Dems Brilliantly Counter-Program Inspiring Republican Convention With Riots And Looting [Satire]

Fires burn around downtown during a second night of rioting on August 24, 2020 in Kenosha, Wisconsin. Rioting as well as clashes between police and protesters began Sunday night after a police officer shot Jacob Blake 7 times in the back in front of his three children. (Photo by Scott Olson/Getty Images)
The news media and other crime families are singing the praises of the Biden campaign for its brilliant strategy of counter-programming the Republican Convention with Democrat riots and looting.
NBC’s Chuck Todd, in an interview with the life-size cardboard cutout of himself he keeps in his bedroom for when his wife is away, said, “Republicans have debased themselves with calls for absurd patriotic unity, programs for garish prosperity and a foreign policy selfishly designed to help the United States before anyone else.”

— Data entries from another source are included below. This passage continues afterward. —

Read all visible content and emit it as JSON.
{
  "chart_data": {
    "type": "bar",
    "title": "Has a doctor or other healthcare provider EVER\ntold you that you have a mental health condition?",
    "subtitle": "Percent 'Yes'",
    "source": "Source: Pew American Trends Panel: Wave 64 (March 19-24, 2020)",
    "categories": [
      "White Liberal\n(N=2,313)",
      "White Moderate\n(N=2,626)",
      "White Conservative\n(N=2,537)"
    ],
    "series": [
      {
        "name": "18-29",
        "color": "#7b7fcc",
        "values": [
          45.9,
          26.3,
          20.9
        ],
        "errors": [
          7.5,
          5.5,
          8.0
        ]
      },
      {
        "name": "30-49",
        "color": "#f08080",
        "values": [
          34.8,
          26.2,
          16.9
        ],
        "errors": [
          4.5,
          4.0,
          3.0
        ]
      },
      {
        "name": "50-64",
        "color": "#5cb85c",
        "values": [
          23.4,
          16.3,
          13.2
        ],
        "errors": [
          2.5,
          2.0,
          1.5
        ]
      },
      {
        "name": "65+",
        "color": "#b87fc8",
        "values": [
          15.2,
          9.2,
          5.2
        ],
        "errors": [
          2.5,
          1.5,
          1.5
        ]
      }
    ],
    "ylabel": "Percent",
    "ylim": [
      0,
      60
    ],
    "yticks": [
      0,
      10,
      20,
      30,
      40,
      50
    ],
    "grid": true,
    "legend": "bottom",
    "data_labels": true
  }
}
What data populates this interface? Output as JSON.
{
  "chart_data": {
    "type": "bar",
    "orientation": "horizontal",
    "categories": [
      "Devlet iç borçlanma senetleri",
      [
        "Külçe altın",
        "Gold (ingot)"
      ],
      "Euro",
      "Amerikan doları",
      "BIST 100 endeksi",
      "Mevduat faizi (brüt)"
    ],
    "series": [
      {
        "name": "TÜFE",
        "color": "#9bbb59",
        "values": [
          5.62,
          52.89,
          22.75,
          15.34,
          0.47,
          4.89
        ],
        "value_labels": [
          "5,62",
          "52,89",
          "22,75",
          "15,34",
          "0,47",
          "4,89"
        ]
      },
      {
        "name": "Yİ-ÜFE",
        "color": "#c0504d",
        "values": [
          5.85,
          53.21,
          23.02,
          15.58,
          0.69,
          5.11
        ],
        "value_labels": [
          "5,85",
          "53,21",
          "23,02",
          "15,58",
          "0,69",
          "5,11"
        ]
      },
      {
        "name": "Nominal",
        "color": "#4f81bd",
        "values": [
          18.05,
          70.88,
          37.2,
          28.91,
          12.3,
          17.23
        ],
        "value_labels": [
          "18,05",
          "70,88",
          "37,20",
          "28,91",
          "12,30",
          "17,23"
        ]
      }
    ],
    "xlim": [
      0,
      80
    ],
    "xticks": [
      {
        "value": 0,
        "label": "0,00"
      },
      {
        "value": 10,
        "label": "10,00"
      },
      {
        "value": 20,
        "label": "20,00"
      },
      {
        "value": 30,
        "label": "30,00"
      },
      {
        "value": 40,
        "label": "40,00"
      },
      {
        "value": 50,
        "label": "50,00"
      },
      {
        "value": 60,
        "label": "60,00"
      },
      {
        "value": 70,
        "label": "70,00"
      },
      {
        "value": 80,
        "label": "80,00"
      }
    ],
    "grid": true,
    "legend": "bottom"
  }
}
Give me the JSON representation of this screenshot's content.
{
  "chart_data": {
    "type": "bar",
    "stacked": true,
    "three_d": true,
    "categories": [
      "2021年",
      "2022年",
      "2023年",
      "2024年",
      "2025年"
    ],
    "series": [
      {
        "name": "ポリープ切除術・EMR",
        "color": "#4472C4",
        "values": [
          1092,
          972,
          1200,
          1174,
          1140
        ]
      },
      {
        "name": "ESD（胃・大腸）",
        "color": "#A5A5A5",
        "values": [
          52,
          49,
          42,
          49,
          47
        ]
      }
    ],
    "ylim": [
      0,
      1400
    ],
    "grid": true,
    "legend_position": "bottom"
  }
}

“It’s a stroke of genius for Democrats to balance that with high-minded images of people’s businesses going up in flames in the name of social justice,” he said. “Who on earth can remain uninspired by the great cause of destroying everything anyone has ever built in order to create a utopia you thought of while playing Fortnite in your parents’ basement?”
Joe Biden’s campaign manager, Zippy McDooDad, says he invented the Democrat strategy while playing Fortnite in his parents’ basement.
In a statement released to a Berserker of the subclass Soldier with the hot body skin McDoodad dreams could one day be his, the manager said, “Everybody knows that Orange Man is bad, so we want to create a contrast with him by having our candidate hide in a cellar, talk gibberish, and tacitly support the destruction of America’s cities.”
“I’ve been tracking the news media between spawns, and they are loving it,” he added. “So I figure I can get a CNN gig for sure if Joe dies which could happen any minute. I mean, just look at him.”
Joe Biden says he’s been monitoring the Republican convention himself and slipped a note out under his cellar door, reading, “Who’s that big orange guy? He’s very scary. I hope I don’t have to talk to him to get to be president. Can I resign now?”
Biden plans to make an appearance later today to announce that there’s one stain on the cellar floorboards that really looks like Magneto from the X-Men movies.